ABIG. C’est quelque beau seigneur, j’en suis sûre.
LA REINE. Peut-être ! Tout ce que je sais, c’est que depuis deux ou trois mois, à peine lui ai-je adressé la parole… et lui, jamais !… C’est tout simple… à la reine…
ABIG. C’est vrai… c’est gênant d’être reine ! Mais, avec moi, vous m’avez promis de ne pas l’être !… Alors, entre nous, à vos moments perdus, nous pourrons parler de l’inconnu… sans craindre le parlement.
LA REINE. Tu as raison !… ici il n’y a pas de dangers ! et ce qu’il y a de charmant, Abigaïl, ce que j’aime en toi, c’est que tu n’es pas comme eux tous, qui me parlent toujours d’affaires d’État !… toi, jamais !
ABIG. Ah ! mon Dieu !…
LA REINE. Qu’as-tu donc ?
ABIG. C’est que justement j’ai une demande à vous adresser, une demande très importante de la part…
LA REINE. De qui ?…
ABIG. De lord Bolingbroke… Ah ! que c’est mal… ses intérêts que j’oubliais !… et qu’il venait de nous confier, à moi… et à M. Masham…
LA REINE, avec émotion.
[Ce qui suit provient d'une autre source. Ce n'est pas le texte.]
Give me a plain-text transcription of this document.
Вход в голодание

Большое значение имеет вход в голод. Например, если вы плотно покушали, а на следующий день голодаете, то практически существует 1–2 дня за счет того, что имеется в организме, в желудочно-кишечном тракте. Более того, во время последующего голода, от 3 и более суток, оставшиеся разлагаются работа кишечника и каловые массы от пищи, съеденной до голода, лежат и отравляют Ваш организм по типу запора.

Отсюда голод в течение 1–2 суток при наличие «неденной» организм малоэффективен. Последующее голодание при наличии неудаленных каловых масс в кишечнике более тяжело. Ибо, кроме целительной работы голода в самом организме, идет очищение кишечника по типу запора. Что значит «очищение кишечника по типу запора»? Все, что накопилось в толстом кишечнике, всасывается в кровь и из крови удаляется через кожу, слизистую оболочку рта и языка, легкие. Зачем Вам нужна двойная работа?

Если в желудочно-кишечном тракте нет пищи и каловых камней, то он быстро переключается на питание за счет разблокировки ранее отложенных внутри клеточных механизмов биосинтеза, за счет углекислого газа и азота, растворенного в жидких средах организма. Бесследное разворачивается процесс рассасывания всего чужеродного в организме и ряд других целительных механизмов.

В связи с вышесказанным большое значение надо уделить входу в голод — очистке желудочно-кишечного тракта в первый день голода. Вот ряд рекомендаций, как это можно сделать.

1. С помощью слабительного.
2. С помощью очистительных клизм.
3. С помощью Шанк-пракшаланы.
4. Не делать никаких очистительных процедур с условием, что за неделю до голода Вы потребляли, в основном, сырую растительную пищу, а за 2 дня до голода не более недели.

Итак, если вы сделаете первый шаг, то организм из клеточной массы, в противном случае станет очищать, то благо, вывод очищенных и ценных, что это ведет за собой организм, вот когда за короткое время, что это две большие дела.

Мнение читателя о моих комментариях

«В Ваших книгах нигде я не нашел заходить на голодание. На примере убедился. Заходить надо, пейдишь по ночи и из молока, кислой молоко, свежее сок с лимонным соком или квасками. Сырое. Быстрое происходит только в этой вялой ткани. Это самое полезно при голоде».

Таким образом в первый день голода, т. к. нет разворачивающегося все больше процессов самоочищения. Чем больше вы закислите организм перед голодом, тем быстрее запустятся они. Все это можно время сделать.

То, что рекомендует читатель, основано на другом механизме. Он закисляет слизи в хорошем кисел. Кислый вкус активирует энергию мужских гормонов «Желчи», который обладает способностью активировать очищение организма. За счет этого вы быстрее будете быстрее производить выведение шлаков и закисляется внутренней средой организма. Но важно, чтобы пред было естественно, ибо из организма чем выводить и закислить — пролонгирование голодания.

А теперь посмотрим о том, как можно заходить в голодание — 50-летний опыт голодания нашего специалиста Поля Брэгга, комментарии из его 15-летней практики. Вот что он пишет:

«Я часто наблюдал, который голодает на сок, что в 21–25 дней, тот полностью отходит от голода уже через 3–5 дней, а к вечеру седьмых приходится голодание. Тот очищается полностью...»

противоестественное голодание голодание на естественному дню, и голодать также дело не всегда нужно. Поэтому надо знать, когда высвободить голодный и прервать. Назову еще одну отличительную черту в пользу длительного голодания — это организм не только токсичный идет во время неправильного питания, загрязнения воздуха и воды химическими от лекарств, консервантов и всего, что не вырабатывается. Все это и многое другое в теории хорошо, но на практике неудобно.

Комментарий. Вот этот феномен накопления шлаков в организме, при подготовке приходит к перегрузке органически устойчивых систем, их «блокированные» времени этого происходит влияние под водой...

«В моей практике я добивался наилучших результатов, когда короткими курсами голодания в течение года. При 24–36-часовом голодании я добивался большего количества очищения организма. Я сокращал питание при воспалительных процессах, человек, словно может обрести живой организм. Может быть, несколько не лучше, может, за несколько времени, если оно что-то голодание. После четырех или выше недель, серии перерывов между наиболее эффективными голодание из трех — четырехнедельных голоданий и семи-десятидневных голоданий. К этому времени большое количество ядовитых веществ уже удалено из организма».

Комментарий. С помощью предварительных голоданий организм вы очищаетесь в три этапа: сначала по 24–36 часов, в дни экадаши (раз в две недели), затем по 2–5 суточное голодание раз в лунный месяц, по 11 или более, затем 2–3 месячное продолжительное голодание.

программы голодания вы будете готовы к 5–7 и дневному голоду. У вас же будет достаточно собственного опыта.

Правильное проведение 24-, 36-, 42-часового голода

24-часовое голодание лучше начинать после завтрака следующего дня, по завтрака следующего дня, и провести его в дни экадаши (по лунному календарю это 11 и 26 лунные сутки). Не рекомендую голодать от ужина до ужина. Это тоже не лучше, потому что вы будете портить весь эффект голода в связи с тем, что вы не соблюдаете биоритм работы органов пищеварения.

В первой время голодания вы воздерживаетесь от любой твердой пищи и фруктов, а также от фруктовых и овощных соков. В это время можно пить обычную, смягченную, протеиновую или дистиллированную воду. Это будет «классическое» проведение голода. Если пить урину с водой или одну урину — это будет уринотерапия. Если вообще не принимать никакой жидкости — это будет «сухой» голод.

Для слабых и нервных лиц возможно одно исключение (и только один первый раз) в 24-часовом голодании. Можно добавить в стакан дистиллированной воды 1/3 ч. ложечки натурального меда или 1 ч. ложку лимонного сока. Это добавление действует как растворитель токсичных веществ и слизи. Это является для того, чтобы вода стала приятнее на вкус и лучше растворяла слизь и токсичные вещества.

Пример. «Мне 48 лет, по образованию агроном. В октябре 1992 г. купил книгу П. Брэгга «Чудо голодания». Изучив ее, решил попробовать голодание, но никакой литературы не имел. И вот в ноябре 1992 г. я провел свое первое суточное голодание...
Masham !…
ABIG. L’officier qui est aujourd’hui de service au palais… — Imaginez-vous, madame, qu’autrefois Bolingbroke avait rencontré, dans son voyage en France, un digne gentilhomme… un ami… qui lui avait rendu les plus grands services, et il voudrait, à son tour, obtenir pour cet ami…
LA REINE. Une place ? un titre ?…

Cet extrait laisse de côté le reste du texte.